O Supremo Tribunal Federal (STF) condenou uma moradora de Taubaté a 14 anos de prisão por participação nos atos de 8 de janeiro de 2023, quando as sedes do Congresso Nacional, do Palácio do Planalto e do Supremo Tribunal Federal, em Brasília, foram invadidas e depredadas. A decisão foi tomada pela maioria dos ministros da Corte e integra o conjunto de julgamentos relacionados aos participantes dos ataques às instituições democráticas.
A pena foi fixada em 12 anos e seis meses de reclusão, um ano e seis meses de detenção, além do pagamento de 100 dias-multa, com cumprimento inicial em regime fechado.

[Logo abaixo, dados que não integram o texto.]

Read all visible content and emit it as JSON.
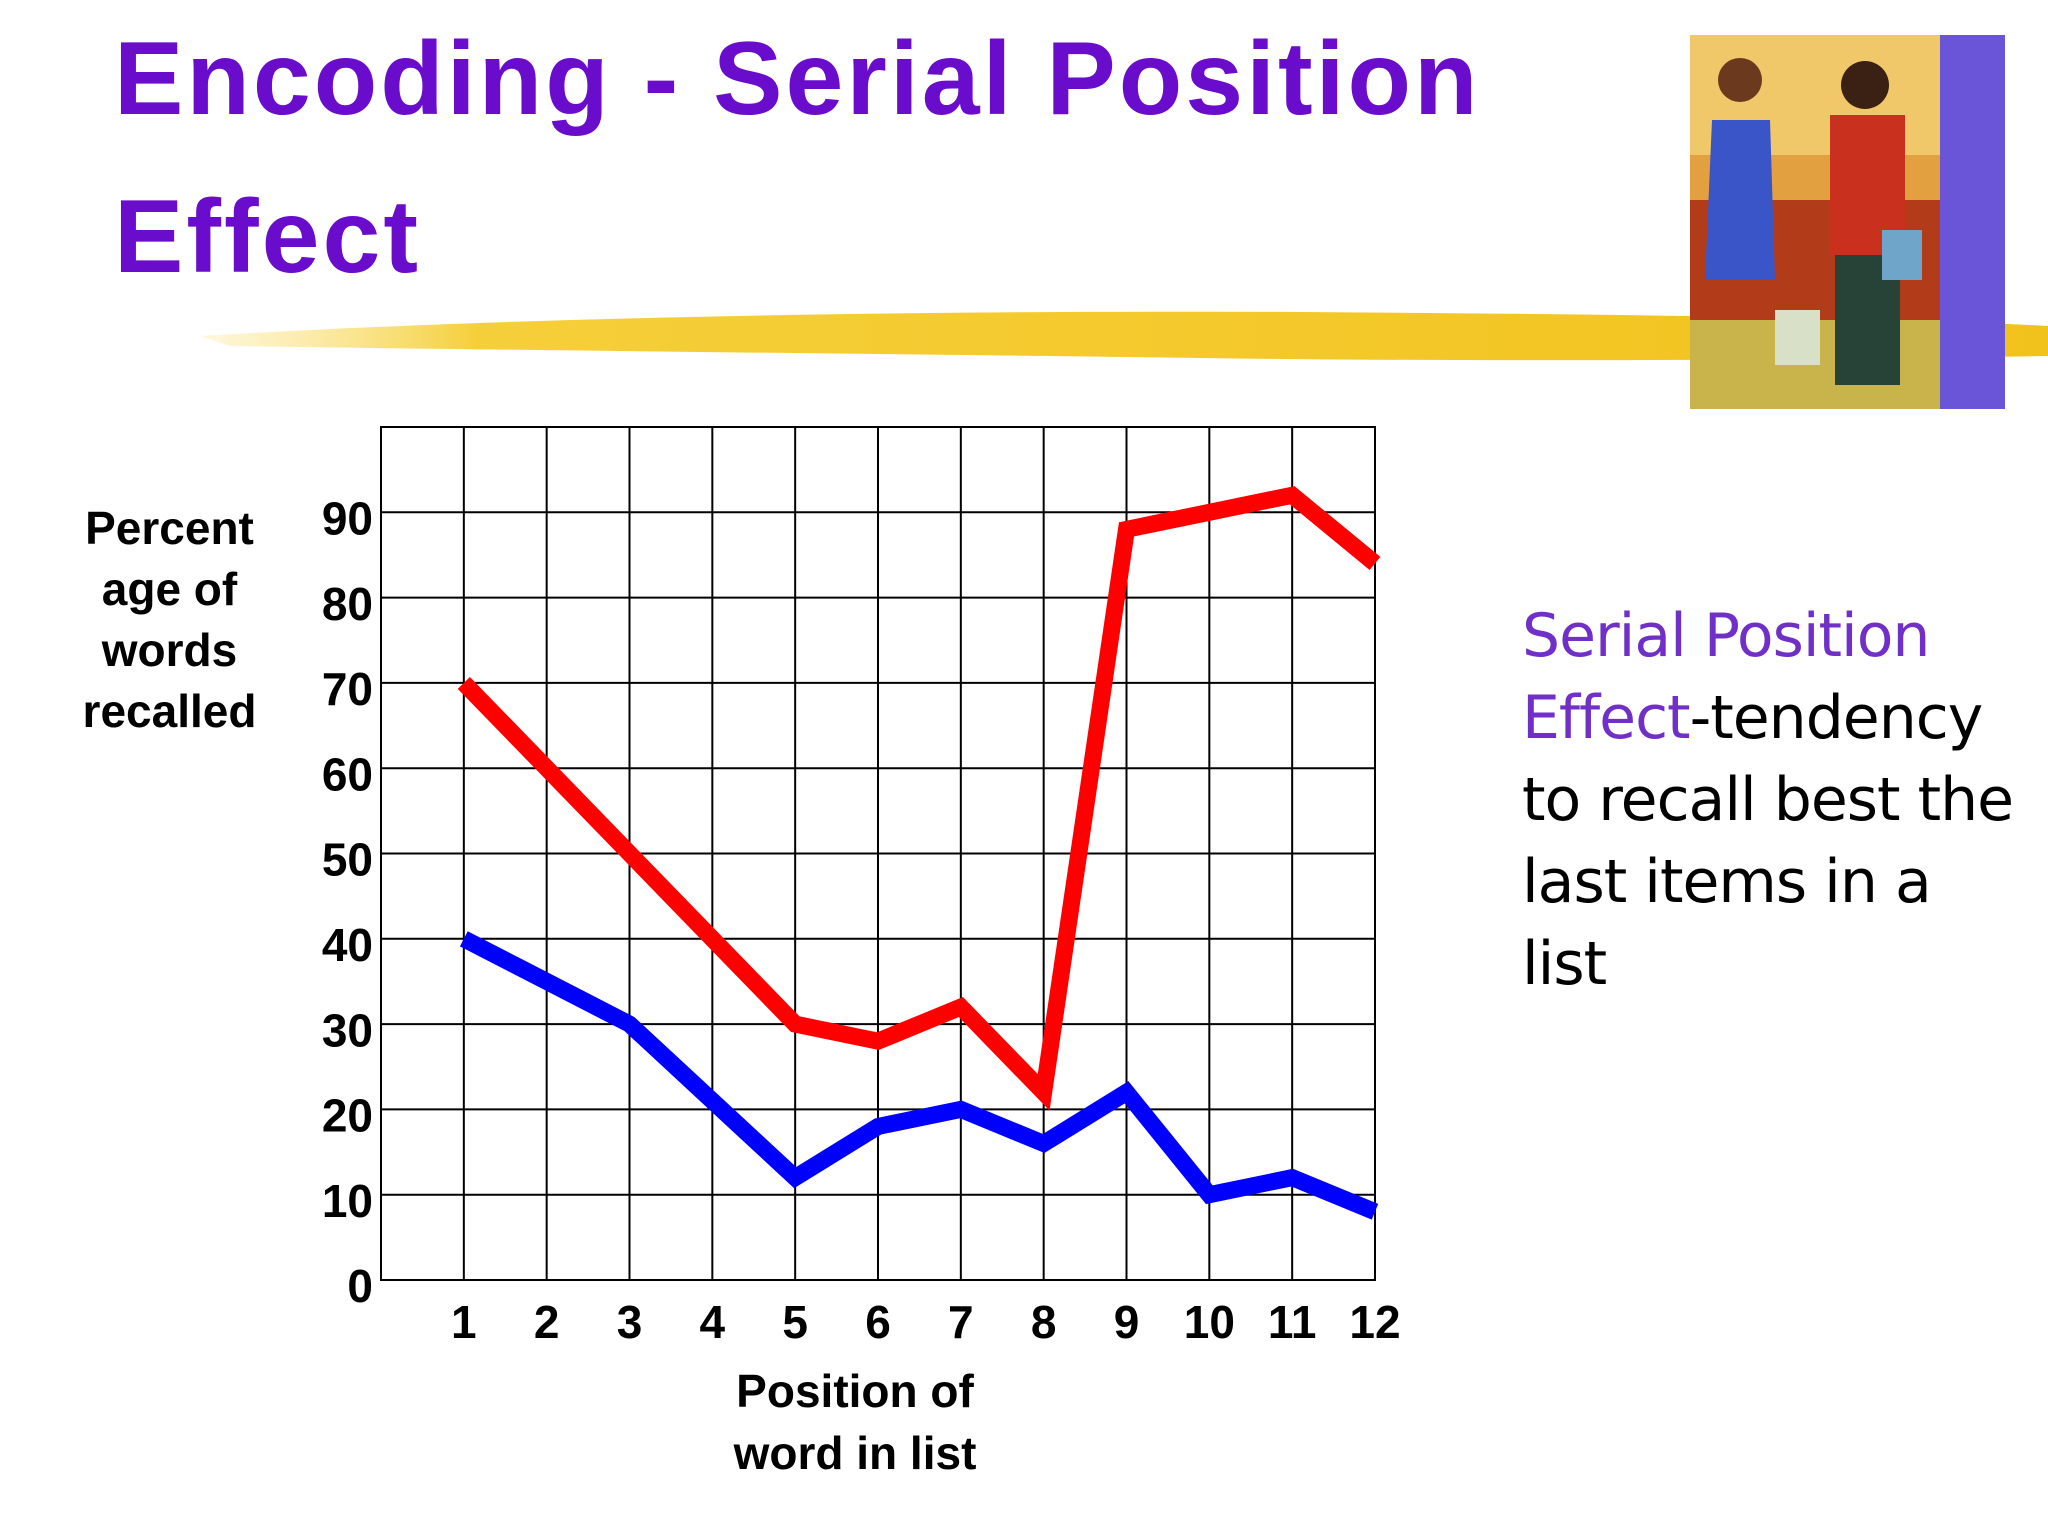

Segundo a decisão do STF, a condenação abrange os crimes de abolição violenta do Estado Democrático de Direito, tentativa de golpe de Estado, dano qualificado, deterioração de patrimônio tombado e associação criminosa armada.
O relator do processo, ministro Alexandre de Moraes, entendeu que a ré aderiu voluntariamente aos atos que culminaram na invasão e destruição parcial das sedes dos Três Poderes, sendo acompanhado pela maioria dos ministros da Corte.

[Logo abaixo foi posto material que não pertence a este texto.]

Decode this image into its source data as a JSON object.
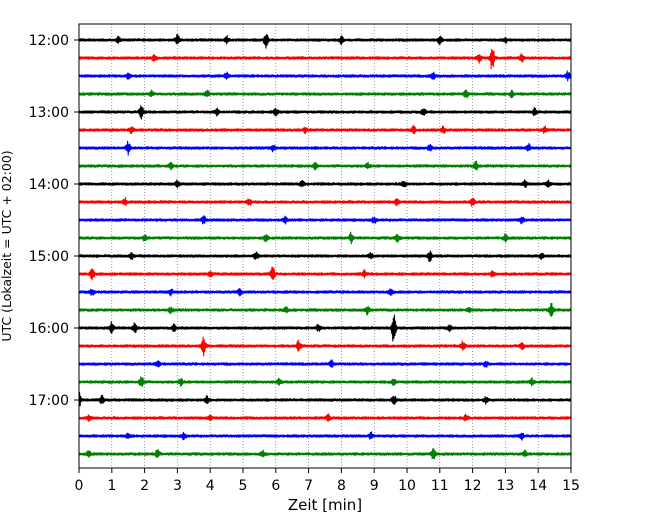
{
  "chart_data": {
    "type": "line",
    "xlabel": "Zeit  [min]",
    "ylabel": "UTC (Lokalzeit = UTC + 02:00)",
    "xlim": [
      0,
      15
    ],
    "x_ticks": [
      0,
      1,
      2,
      3,
      4,
      5,
      6,
      7,
      8,
      9,
      10,
      11,
      12,
      13,
      14,
      15
    ],
    "y_tick_labels": [
      "12:00",
      "13:00",
      "14:00",
      "15:00",
      "16:00",
      "17:00"
    ],
    "grid": "vertical-dotted",
    "color_cycle": [
      "#000000",
      "#ff0000",
      "#0000ff",
      "#008000"
    ],
    "traces": [
      {
        "start": "12:00",
        "color": "#000000",
        "events": [
          [
            1.2,
            0.5
          ],
          [
            3.0,
            0.8
          ],
          [
            4.5,
            0.6
          ],
          [
            5.7,
            1.2
          ],
          [
            8.0,
            0.6
          ],
          [
            11.0,
            0.6
          ],
          [
            13.0,
            0.5
          ]
        ]
      },
      {
        "start": "12:15",
        "color": "#ff0000",
        "events": [
          [
            2.3,
            0.6
          ],
          [
            12.2,
            0.8
          ],
          [
            12.6,
            2.2
          ],
          [
            13.5,
            0.6
          ]
        ]
      },
      {
        "start": "12:30",
        "color": "#0000ff",
        "events": [
          [
            1.5,
            0.5
          ],
          [
            4.5,
            0.6
          ],
          [
            10.8,
            0.5
          ],
          [
            14.9,
            0.7
          ]
        ]
      },
      {
        "start": "12:45",
        "color": "#008000",
        "events": [
          [
            2.2,
            0.5
          ],
          [
            3.9,
            0.6
          ],
          [
            11.8,
            0.6
          ],
          [
            13.2,
            0.5
          ]
        ]
      },
      {
        "start": "13:00",
        "color": "#000000",
        "events": [
          [
            1.9,
            1.2
          ],
          [
            4.2,
            0.5
          ],
          [
            6.0,
            0.6
          ],
          [
            10.5,
            0.6
          ],
          [
            13.9,
            0.6
          ]
        ]
      },
      {
        "start": "13:15",
        "color": "#ff0000",
        "events": [
          [
            1.6,
            0.5
          ],
          [
            6.9,
            0.5
          ],
          [
            10.2,
            0.6
          ],
          [
            11.1,
            0.6
          ],
          [
            14.2,
            0.5
          ]
        ]
      },
      {
        "start": "13:30",
        "color": "#0000ff",
        "events": [
          [
            1.5,
            1.0
          ],
          [
            5.9,
            0.5
          ],
          [
            10.7,
            0.5
          ],
          [
            13.7,
            0.6
          ]
        ]
      },
      {
        "start": "13:45",
        "color": "#008000",
        "events": [
          [
            2.8,
            0.5
          ],
          [
            7.2,
            0.5
          ],
          [
            8.8,
            0.5
          ],
          [
            12.1,
            0.7
          ]
        ]
      },
      {
        "start": "14:00",
        "color": "#000000",
        "events": [
          [
            3.0,
            0.6
          ],
          [
            6.8,
            0.5
          ],
          [
            9.9,
            0.6
          ],
          [
            13.6,
            0.6
          ],
          [
            14.3,
            0.5
          ]
        ]
      },
      {
        "start": "14:15",
        "color": "#ff0000",
        "events": [
          [
            1.4,
            0.6
          ],
          [
            5.2,
            0.6
          ],
          [
            9.7,
            0.6
          ],
          [
            12.0,
            0.7
          ]
        ]
      },
      {
        "start": "14:30",
        "color": "#0000ff",
        "events": [
          [
            3.8,
            0.6
          ],
          [
            6.3,
            0.5
          ],
          [
            9.0,
            0.5
          ],
          [
            13.5,
            0.5
          ]
        ]
      },
      {
        "start": "14:45",
        "color": "#008000",
        "events": [
          [
            2.0,
            0.5
          ],
          [
            5.7,
            0.5
          ],
          [
            8.3,
            0.9
          ],
          [
            9.7,
            0.7
          ],
          [
            13.0,
            0.6
          ]
        ]
      },
      {
        "start": "15:00",
        "color": "#000000",
        "events": [
          [
            1.6,
            0.5
          ],
          [
            5.4,
            0.6
          ],
          [
            8.9,
            0.5
          ],
          [
            10.7,
            1.0
          ],
          [
            14.1,
            0.5
          ]
        ]
      },
      {
        "start": "15:15",
        "color": "#ff0000",
        "events": [
          [
            0.4,
            0.9
          ],
          [
            4.0,
            0.5
          ],
          [
            5.9,
            1.3
          ],
          [
            8.7,
            0.5
          ],
          [
            12.6,
            0.5
          ]
        ]
      },
      {
        "start": "15:30",
        "color": "#0000ff",
        "events": [
          [
            0.4,
            0.6
          ],
          [
            2.8,
            0.5
          ],
          [
            4.9,
            0.5
          ],
          [
            9.5,
            0.5
          ]
        ]
      },
      {
        "start": "15:45",
        "color": "#008000",
        "events": [
          [
            2.8,
            0.5
          ],
          [
            6.3,
            0.5
          ],
          [
            8.8,
            0.7
          ],
          [
            11.9,
            0.5
          ],
          [
            14.4,
            1.0
          ]
        ]
      },
      {
        "start": "16:00",
        "color": "#000000",
        "events": [
          [
            1.0,
            0.9
          ],
          [
            1.7,
            0.8
          ],
          [
            2.9,
            0.6
          ],
          [
            7.3,
            0.6
          ],
          [
            9.6,
            2.8
          ],
          [
            11.3,
            0.5
          ]
        ]
      },
      {
        "start": "16:15",
        "color": "#ff0000",
        "events": [
          [
            3.8,
            1.6
          ],
          [
            6.7,
            0.9
          ],
          [
            11.7,
            0.8
          ],
          [
            13.5,
            0.6
          ]
        ]
      },
      {
        "start": "16:30",
        "color": "#0000ff",
        "events": [
          [
            2.4,
            0.5
          ],
          [
            7.7,
            0.5
          ],
          [
            12.4,
            0.5
          ]
        ]
      },
      {
        "start": "16:45",
        "color": "#008000",
        "events": [
          [
            1.9,
            1.0
          ],
          [
            3.1,
            0.6
          ],
          [
            6.1,
            0.5
          ],
          [
            9.6,
            0.5
          ],
          [
            13.8,
            0.5
          ]
        ]
      },
      {
        "start": "17:00",
        "color": "#000000",
        "events": [
          [
            0.0,
            1.3
          ],
          [
            0.7,
            0.6
          ],
          [
            3.9,
            0.5
          ],
          [
            9.6,
            0.8
          ],
          [
            12.4,
            0.5
          ]
        ]
      },
      {
        "start": "17:15",
        "color": "#ff0000",
        "events": [
          [
            0.3,
            0.5
          ],
          [
            4.0,
            0.5
          ],
          [
            7.6,
            0.5
          ],
          [
            11.8,
            0.5
          ]
        ]
      },
      {
        "start": "17:30",
        "color": "#0000ff",
        "events": [
          [
            1.5,
            0.5
          ],
          [
            3.2,
            0.5
          ],
          [
            8.9,
            0.5
          ],
          [
            13.5,
            0.5
          ]
        ]
      },
      {
        "start": "17:45",
        "color": "#008000",
        "events": [
          [
            0.3,
            0.5
          ],
          [
            2.4,
            0.8
          ],
          [
            5.6,
            0.5
          ],
          [
            10.8,
            1.0
          ],
          [
            13.6,
            0.5
          ]
        ]
      }
    ]
  }
}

Além da pena de prisão, a moradora de Taubaté também foi condenada, de forma solidária com outros réus dos processos relacionados ao 8 de janeiro, ao pagamento de R$ 30 milhões por danos morais coletivos. O valor será destinado ao fundo previsto na Lei da Ação Civil Pública.
De acordo com as informações divulgadas, a mulher publicou vídeos nas redes sociais afirmando que está vivendo em outro país e que busca obter asilo político. Até a publicação da notícia, a defesa ainda não havia apresentado posicionamento oficial sobre a decisão.
A condenação faz parte da série de ações penais que tramitam no Supremo Tribunal Federal para responsabilizar os participantes dos atos de 8 de janeiro de 2023.
Desde o início dos julgamentos, o STF tem analisado individualmente a participação dos acusados, fixando penas conforme as condutas atribuídas em cada processo.